Given how the resurgence (or the start?) of modern barefoot running was inspired by Born to Run, the anti-shod religious moorings should not surprise us too much.

As a practitioner, observer of other Bangalore barefoot runners, and chronicler of barefoot running in India, I know very few barefoot purists – the ones who run *all* their runs barefoot. If you excluded the slower runners, you have maybe 2-3 such runners (in India). The most famous in that exclusive list is Thomas Bobby Philip. Someday a tome will be written about this mutant runner with a VO2Max of 65 and an enviable Benjamin Button core.

The rest of the barefoot runners who have persisted for longer than 3 years (and I include myself in this category) have dabbled with various forms of minimalist footwear (sandals, Vibram 5-fingers or zero-drop 4mm shoes) before finding their ‘new normal’.

For many, the new normal was Vibrams all the time or sandals all the time.
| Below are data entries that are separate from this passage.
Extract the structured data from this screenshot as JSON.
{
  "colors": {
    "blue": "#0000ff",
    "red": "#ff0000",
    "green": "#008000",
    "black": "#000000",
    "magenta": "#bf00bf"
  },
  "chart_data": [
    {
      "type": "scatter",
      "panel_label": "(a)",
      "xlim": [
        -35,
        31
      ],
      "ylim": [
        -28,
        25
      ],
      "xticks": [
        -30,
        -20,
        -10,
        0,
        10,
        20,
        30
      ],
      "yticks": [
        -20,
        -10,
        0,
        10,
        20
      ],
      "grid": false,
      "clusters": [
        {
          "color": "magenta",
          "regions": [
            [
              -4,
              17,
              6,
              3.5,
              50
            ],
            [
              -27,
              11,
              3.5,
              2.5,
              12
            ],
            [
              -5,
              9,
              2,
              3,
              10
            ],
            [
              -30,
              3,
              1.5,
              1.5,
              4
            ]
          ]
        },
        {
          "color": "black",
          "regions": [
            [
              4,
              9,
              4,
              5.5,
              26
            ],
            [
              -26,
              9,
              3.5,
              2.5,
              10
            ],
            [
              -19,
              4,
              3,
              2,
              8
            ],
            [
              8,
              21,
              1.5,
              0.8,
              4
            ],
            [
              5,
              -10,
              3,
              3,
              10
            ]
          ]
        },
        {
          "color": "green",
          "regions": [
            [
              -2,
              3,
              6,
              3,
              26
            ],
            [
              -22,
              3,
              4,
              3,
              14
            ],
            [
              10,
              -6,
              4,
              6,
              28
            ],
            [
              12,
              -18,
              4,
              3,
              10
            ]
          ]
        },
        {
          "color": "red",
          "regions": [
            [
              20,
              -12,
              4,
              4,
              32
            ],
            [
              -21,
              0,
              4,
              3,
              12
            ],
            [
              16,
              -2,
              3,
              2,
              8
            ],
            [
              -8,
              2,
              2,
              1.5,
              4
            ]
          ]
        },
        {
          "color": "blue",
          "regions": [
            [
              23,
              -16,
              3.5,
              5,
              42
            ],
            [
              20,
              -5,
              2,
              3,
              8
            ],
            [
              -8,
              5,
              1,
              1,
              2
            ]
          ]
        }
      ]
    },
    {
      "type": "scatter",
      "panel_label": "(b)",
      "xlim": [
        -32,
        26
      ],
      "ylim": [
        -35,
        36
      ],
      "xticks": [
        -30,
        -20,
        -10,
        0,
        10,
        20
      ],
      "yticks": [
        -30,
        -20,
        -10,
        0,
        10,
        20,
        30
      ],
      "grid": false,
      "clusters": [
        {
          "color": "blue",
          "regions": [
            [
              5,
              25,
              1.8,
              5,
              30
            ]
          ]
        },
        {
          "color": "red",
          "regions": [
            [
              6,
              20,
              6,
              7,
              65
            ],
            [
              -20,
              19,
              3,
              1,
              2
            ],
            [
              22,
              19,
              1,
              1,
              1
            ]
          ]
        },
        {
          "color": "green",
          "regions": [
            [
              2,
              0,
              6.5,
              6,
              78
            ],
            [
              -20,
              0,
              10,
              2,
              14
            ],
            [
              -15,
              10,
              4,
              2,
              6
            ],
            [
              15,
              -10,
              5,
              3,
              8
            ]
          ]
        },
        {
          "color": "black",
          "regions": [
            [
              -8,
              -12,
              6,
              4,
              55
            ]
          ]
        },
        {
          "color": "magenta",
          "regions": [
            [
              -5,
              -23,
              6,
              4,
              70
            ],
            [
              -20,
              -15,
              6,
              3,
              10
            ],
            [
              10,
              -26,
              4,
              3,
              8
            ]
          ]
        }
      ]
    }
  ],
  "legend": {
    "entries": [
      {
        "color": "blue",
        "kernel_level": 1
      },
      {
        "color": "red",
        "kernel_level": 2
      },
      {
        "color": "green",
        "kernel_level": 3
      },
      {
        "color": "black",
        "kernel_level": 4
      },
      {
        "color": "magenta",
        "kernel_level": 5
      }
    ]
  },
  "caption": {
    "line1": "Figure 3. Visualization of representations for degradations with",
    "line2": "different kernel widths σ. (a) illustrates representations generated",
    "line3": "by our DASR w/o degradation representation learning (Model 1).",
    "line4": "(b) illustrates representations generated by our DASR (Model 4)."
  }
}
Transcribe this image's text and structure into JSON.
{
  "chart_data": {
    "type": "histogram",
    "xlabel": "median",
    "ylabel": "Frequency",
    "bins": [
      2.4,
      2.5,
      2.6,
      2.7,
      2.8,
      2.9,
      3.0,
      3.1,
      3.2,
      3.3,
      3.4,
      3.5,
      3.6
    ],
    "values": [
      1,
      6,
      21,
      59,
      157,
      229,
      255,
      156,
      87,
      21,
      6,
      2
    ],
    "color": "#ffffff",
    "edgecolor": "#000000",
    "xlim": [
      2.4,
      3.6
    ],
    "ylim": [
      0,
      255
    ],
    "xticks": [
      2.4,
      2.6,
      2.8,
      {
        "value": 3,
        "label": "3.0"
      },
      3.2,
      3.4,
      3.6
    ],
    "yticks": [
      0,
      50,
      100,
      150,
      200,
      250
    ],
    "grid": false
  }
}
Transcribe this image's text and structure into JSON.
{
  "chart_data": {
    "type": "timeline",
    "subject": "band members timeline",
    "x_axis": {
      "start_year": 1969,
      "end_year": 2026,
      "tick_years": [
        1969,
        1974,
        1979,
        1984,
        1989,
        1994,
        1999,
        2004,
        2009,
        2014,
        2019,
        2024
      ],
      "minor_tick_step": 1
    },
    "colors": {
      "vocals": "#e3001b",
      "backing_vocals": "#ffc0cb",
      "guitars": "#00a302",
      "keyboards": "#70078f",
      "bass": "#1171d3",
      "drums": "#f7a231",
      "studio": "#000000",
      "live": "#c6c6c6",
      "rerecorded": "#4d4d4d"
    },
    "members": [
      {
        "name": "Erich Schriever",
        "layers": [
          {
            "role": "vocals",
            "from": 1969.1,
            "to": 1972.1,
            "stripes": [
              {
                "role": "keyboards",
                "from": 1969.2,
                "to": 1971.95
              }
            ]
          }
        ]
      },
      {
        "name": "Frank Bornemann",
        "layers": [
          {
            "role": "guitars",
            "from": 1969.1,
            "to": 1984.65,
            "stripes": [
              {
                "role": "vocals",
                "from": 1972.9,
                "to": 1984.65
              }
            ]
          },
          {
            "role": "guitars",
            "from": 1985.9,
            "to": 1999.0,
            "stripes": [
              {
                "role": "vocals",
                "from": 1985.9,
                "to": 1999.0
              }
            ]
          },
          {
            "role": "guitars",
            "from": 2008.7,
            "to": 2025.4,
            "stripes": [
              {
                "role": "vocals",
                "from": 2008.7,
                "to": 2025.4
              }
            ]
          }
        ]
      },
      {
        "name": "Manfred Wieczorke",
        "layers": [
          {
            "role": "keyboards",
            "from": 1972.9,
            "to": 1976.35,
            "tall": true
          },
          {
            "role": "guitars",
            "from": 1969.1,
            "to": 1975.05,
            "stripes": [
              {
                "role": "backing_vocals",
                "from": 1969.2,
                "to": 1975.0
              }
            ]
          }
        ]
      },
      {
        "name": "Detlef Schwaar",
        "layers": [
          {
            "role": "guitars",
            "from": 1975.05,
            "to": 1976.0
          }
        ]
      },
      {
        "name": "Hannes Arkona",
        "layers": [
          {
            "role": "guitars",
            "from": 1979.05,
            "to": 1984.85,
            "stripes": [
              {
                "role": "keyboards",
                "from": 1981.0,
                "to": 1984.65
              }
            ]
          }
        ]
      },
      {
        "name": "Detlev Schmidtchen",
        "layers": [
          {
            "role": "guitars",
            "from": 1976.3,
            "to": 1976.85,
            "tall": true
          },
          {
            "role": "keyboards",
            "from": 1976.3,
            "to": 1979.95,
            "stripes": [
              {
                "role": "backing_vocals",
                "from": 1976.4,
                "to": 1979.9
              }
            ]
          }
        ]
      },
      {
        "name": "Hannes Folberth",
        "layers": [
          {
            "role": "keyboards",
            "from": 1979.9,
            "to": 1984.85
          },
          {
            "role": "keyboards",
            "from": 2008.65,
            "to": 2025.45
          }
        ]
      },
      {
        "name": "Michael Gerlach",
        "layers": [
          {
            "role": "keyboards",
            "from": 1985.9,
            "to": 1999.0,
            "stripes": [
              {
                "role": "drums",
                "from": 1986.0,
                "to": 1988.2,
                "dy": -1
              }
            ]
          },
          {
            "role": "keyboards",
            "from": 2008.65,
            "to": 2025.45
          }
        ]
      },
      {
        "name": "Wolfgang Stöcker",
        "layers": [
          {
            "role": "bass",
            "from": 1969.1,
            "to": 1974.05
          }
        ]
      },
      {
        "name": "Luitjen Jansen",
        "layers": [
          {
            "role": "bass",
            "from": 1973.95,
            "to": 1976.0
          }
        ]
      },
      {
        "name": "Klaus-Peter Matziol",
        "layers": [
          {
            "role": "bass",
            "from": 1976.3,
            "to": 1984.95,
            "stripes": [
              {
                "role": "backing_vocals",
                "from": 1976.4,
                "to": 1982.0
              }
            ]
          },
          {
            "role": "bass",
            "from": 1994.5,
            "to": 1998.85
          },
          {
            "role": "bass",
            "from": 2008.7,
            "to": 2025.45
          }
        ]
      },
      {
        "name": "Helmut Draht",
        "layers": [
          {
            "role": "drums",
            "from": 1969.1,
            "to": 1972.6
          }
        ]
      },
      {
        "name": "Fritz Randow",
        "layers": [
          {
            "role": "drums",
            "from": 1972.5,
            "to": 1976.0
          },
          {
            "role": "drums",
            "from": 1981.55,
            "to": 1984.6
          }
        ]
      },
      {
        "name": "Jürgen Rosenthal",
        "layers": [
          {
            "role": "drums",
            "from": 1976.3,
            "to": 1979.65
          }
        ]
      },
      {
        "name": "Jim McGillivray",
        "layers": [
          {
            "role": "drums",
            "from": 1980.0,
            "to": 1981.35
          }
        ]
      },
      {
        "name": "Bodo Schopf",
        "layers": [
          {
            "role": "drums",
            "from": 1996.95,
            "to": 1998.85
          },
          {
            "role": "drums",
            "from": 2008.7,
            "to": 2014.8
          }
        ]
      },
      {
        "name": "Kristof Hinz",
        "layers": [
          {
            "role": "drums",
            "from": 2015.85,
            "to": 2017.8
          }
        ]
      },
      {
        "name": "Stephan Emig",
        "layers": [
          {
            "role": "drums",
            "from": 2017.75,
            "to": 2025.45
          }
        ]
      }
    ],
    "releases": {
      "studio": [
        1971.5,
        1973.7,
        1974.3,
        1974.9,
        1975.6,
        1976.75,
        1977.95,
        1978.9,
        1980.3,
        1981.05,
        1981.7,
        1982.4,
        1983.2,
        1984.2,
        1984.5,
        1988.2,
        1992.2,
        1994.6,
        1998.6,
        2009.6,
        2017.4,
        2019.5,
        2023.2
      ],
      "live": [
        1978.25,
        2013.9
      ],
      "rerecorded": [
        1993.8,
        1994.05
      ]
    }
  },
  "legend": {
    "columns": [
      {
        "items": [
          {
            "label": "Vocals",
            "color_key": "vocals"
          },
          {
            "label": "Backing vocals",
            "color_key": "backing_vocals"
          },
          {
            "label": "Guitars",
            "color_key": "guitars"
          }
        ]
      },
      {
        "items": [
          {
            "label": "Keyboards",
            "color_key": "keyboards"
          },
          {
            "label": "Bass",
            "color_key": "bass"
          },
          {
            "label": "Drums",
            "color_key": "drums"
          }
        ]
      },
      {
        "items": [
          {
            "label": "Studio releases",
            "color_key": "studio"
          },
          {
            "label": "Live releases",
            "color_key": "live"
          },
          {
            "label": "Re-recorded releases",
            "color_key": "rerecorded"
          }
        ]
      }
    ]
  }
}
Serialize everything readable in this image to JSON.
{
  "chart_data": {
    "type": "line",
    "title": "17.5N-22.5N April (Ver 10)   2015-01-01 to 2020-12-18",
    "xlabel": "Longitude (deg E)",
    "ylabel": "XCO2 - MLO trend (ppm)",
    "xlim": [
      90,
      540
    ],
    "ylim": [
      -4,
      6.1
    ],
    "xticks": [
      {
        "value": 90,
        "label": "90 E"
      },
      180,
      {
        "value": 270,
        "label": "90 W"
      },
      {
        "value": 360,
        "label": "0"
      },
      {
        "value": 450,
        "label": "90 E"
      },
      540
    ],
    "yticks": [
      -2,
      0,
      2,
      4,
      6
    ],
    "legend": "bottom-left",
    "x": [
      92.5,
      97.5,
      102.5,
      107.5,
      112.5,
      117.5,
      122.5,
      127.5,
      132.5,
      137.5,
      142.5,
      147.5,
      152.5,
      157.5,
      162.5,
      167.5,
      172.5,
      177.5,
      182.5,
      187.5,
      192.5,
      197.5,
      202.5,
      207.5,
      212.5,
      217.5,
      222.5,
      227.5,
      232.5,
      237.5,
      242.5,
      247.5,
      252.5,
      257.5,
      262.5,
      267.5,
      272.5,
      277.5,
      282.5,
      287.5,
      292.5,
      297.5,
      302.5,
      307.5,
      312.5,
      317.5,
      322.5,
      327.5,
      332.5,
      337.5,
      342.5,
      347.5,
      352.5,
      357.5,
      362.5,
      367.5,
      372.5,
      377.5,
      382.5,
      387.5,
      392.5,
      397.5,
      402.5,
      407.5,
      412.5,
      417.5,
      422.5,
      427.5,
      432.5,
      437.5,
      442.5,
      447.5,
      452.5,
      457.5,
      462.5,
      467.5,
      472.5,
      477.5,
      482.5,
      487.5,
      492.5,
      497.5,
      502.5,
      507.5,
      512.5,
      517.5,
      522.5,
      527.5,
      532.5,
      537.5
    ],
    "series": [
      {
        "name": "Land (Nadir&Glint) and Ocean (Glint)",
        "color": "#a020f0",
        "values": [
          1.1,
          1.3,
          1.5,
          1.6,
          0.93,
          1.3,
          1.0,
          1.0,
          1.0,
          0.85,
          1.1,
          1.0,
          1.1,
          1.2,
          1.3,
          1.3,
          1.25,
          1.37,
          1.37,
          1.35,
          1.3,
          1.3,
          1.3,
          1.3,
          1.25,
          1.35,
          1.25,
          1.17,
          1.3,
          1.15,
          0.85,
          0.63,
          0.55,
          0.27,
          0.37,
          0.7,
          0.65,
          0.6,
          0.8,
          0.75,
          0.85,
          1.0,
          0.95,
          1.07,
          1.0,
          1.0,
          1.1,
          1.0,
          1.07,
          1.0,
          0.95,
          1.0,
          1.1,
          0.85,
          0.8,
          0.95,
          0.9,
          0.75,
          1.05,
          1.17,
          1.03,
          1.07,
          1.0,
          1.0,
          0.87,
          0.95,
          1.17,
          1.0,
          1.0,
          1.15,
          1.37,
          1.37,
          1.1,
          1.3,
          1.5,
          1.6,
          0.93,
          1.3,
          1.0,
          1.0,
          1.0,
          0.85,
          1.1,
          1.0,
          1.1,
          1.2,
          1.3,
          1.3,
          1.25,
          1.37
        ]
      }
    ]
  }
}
For me, it’s been an annual reset of the previous normal.

What’s my current normal? Barefoot for my speed/hill runs and sandals for the long runs on Bangalore roads though I’ll shed my sandals for more of my long runs to re-acclimarize myself for SCMM 2017.

Give me a smooth urban terrain and I’ll run barefoot anyday.

When in Rome, or any city with smooth asphalt or concrete, I’ll run barefoot anyday. For any distance.